Yesterday, I finished removing a broken off bolt on the top of number five cylinder. It was broken off flush to the cylinder head and had been that way for a long time before I got the car. Drilling a pilot hole is tough so this is what I used. I have a Dremel tool with an angle head attachment. I used this bit from Dremel to hog out the bolt and save the threads in the cylinder head.

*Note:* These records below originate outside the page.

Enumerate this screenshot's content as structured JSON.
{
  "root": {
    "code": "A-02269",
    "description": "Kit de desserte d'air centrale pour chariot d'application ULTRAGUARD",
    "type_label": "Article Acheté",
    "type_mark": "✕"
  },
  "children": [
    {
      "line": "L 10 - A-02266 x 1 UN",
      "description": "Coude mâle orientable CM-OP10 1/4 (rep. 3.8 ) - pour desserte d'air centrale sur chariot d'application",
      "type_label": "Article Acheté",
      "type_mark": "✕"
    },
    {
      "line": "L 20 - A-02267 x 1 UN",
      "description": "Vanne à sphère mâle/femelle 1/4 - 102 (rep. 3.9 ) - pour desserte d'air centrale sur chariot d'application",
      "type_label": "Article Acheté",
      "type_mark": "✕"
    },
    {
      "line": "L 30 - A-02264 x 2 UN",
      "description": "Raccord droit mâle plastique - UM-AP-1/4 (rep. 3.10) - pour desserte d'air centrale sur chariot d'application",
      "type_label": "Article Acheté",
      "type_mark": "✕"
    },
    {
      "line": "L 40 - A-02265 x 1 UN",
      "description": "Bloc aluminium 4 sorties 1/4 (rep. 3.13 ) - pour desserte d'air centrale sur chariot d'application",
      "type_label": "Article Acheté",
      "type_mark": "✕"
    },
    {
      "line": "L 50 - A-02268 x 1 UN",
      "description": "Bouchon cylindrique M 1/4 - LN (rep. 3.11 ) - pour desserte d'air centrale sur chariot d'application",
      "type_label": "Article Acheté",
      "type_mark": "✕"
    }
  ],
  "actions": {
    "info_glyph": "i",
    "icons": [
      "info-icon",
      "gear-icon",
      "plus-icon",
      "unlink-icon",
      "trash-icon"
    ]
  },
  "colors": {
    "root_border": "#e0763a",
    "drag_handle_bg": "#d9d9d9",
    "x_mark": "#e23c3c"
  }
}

9906 Tungsten Carbide Cutter / Model: 9906
This engine has never been apart and all the bolts are original with the tabs bent over the bolt heads. I also soaked all the bolts with PB Blaster for a week. The others all came out with a 9/16 end wrench, and/or breaker bar and socket (Snap-on) I recommend a high quality six point end wrench if possible but a 12 point will work. If using a breaker bar and socket, try a 3/8" size breaker bar first. The 1/2'' breaker bar is too powerful and doesn't give you the "feel" before twisting the bolt. I started by tightening the bolt first and the loosening in very small increments until it started to move. Then loosening maybe a 1/4 turn and back again until it loosens enough to thread all the way out. Low end hand wrenches are trouble when it comes to this job. Use Craftsman or better for the best luck as cheapo wrenches/sockets will be your worst enemy in this. Sears used to or still does make a lower grade of hand tools, branded as Sears, make sure it is a Craftsman wrench.Take your time with the Dremel bit for a broken a bolt being careful to not damage the threads in the head. Worse case scenario if the threads are ruined and I have seen people do this on all the upper row of manifold bolt holes. They hog out the threads and install grade 8 bolts and nuts on the up side to tighten the manifold. This does mean a small amount of grinding the upper head side area around some the holes so the nut and washer can sit flat. Again, the Dremel is good for this job as well. Hope this helps some.